17. The method of claim 15, wherein the light stimulus is provided by a xenon lamp, LED or a laser.

18. The method of claim 15, wherein the level of light intensity is from 0.1 mW/mm²to 500 mW/mm².

19. The method of claim 15, wherein the wavelength of the light stimulus is from 400 nm to 600 nm, or is suitable to activate the light-activated cation channel protein.

20. The method of claim 15, wherein the light stimulus is provided in a series of light pulses having a period from 0.1 ms to 1 ms.
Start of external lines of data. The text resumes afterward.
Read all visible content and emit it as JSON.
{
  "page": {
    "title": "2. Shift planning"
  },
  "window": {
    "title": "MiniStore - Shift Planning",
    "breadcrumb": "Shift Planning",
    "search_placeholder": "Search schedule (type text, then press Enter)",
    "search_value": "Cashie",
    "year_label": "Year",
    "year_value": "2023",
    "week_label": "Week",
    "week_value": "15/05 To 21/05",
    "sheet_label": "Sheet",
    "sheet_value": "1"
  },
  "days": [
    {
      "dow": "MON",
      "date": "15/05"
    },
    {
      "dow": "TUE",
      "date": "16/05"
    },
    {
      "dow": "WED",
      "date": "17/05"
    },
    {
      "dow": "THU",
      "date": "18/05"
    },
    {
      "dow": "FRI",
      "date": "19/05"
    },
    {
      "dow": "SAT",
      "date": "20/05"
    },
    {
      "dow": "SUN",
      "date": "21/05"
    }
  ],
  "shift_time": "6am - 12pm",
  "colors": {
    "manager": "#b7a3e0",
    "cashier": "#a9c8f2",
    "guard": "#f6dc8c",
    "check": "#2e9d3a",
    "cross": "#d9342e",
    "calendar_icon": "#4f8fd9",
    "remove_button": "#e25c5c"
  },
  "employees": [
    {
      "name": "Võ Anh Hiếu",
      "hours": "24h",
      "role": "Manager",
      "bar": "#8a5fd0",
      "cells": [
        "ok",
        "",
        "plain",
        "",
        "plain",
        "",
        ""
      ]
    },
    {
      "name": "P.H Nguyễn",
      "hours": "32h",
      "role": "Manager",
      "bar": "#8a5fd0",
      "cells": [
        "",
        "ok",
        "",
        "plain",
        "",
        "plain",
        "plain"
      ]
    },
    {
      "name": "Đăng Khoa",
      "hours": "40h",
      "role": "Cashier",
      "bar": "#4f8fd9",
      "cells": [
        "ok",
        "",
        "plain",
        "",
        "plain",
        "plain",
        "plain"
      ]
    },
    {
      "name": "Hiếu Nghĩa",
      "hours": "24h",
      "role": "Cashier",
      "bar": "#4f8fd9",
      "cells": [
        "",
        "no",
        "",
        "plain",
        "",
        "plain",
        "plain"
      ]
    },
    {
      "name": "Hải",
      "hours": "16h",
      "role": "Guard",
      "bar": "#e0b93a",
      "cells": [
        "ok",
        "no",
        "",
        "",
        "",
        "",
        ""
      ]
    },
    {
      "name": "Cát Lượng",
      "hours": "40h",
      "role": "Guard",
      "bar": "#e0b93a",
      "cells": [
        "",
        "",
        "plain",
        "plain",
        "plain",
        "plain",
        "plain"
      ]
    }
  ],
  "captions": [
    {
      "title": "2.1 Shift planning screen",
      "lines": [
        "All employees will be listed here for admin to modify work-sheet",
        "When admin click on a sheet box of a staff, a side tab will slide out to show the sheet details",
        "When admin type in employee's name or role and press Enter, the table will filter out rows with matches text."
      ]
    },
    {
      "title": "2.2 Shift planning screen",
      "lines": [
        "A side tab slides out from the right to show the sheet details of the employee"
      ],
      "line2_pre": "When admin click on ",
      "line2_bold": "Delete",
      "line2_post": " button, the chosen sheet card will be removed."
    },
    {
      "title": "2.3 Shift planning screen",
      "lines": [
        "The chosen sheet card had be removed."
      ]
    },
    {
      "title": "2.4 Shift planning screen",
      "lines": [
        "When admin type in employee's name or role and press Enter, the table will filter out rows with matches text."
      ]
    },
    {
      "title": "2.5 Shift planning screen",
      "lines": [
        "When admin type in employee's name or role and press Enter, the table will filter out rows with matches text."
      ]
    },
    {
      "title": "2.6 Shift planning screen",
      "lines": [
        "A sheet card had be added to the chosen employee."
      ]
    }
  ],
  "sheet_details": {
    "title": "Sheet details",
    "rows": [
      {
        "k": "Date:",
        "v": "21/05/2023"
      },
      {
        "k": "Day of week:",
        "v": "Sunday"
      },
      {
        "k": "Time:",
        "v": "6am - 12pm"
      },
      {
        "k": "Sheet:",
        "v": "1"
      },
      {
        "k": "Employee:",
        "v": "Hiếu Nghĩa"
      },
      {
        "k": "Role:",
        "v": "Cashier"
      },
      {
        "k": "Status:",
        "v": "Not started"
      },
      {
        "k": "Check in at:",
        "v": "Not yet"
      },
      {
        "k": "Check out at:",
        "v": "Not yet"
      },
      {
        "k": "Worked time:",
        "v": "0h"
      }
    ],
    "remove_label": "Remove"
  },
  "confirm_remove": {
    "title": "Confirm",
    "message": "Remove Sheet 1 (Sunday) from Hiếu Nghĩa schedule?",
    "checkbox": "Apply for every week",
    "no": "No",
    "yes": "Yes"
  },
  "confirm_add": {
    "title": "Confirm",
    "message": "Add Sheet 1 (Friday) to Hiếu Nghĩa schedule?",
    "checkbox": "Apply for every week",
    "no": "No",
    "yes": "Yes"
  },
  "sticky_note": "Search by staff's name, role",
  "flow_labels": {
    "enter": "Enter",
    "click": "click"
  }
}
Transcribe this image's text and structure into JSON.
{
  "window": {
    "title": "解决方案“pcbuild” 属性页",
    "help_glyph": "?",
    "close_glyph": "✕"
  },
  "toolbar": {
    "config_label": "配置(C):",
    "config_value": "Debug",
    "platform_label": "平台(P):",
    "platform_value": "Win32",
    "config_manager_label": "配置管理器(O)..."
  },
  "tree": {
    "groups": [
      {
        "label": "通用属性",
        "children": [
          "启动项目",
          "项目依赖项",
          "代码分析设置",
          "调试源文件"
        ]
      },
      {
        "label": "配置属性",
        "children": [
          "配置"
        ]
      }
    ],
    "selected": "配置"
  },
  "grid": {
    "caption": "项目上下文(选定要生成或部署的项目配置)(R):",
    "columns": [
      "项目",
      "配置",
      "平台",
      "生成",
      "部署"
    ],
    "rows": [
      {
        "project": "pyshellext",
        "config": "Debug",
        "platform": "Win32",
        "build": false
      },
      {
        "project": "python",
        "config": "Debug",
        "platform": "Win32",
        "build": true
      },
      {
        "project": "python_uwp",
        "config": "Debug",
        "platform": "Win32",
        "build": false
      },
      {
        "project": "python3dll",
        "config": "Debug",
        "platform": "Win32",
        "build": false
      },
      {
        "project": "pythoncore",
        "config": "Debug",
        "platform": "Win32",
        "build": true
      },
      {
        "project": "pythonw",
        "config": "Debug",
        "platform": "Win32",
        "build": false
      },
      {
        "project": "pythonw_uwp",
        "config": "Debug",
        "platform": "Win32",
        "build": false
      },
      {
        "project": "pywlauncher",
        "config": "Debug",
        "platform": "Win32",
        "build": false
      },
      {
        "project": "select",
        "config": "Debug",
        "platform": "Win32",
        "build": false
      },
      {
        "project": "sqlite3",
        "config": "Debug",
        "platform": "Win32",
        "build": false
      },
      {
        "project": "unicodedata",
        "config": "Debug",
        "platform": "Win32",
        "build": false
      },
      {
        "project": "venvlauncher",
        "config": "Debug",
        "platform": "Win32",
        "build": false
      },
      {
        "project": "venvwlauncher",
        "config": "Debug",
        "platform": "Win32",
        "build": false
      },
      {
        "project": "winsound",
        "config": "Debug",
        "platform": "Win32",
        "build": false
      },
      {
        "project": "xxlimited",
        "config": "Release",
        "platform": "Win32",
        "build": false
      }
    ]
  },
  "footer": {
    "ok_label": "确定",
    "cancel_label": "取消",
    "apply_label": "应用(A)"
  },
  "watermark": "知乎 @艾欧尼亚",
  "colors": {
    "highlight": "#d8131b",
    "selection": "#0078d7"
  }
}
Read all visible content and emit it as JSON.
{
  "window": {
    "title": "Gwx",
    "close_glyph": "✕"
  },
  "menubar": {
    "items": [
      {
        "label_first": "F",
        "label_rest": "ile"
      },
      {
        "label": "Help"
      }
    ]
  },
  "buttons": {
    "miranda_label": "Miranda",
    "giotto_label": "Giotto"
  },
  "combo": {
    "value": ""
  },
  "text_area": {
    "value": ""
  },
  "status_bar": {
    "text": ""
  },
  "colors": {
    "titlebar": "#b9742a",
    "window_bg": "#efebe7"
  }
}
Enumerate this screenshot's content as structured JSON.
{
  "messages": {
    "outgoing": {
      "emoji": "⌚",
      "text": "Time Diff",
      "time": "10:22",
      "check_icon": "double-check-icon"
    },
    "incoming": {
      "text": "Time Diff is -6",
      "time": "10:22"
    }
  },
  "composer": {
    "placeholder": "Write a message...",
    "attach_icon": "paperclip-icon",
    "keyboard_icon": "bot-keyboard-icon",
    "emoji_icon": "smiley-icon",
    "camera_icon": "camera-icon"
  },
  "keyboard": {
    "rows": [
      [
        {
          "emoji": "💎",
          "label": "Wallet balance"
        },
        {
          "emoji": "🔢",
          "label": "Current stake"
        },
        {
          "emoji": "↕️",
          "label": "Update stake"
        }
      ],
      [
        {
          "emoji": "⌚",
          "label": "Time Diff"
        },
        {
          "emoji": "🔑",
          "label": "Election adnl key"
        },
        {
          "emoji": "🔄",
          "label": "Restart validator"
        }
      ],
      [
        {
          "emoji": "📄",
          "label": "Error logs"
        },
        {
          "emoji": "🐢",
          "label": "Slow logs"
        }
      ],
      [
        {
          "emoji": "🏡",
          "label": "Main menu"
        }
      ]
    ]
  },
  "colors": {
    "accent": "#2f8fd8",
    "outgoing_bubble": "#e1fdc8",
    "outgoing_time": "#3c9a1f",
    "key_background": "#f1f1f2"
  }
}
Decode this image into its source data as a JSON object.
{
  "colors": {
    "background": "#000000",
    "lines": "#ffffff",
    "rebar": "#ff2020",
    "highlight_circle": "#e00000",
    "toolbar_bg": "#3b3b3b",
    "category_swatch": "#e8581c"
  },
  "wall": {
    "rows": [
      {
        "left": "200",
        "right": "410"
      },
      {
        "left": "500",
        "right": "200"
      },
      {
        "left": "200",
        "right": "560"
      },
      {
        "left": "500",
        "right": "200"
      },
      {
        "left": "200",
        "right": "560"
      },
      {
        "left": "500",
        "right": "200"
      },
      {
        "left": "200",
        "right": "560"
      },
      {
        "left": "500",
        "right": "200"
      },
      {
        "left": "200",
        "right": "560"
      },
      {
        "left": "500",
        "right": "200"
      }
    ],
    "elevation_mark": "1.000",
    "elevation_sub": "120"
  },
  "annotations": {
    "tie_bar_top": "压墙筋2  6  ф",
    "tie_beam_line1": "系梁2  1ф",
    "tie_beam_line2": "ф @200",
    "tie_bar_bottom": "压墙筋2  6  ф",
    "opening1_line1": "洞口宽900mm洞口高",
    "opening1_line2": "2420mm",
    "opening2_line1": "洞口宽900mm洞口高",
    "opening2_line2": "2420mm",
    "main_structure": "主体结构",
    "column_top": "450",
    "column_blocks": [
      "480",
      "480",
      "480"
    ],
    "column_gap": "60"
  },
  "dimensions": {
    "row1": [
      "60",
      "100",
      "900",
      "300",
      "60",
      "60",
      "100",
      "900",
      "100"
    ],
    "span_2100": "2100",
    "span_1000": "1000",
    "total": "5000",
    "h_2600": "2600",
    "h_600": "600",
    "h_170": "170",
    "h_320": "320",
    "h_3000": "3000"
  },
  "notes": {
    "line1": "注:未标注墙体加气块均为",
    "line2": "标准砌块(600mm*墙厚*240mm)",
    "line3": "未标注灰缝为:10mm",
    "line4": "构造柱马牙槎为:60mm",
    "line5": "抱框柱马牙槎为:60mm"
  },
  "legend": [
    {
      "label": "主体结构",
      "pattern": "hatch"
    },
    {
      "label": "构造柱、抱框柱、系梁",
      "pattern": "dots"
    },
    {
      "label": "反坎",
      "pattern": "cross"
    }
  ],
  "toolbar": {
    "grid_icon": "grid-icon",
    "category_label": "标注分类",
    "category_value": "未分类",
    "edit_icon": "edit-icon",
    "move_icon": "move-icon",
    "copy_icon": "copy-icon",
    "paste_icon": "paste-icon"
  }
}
21. The method of claim 15, wherein the light stimulus is provided by a wearable optical device.

22. The method of claim 15, wherein the light stimulus is provided by a wearable optical device being a light-emitting diode.

23. The method of claim 15, wherein the individual suffers from an ejaculation failure.

24. An adeno-associated virus of serotype 2/8 (AAV2/8) comprising a light-activated cation channel protein.

25. The adeno-associated virus of serotype 2/8 (AAV2/8) of claim 24, wherein the light-activated cation channel protein is ChR2, Chop2, Chr2-310 or Chop2-310.

26. The adeno-associated virus of serotype 2/8 (AAV2/8) of claim 24, wherein the light-activated cation channel protein is encoded by SEQ ID NO: 1 or SEQ ID NO: 2.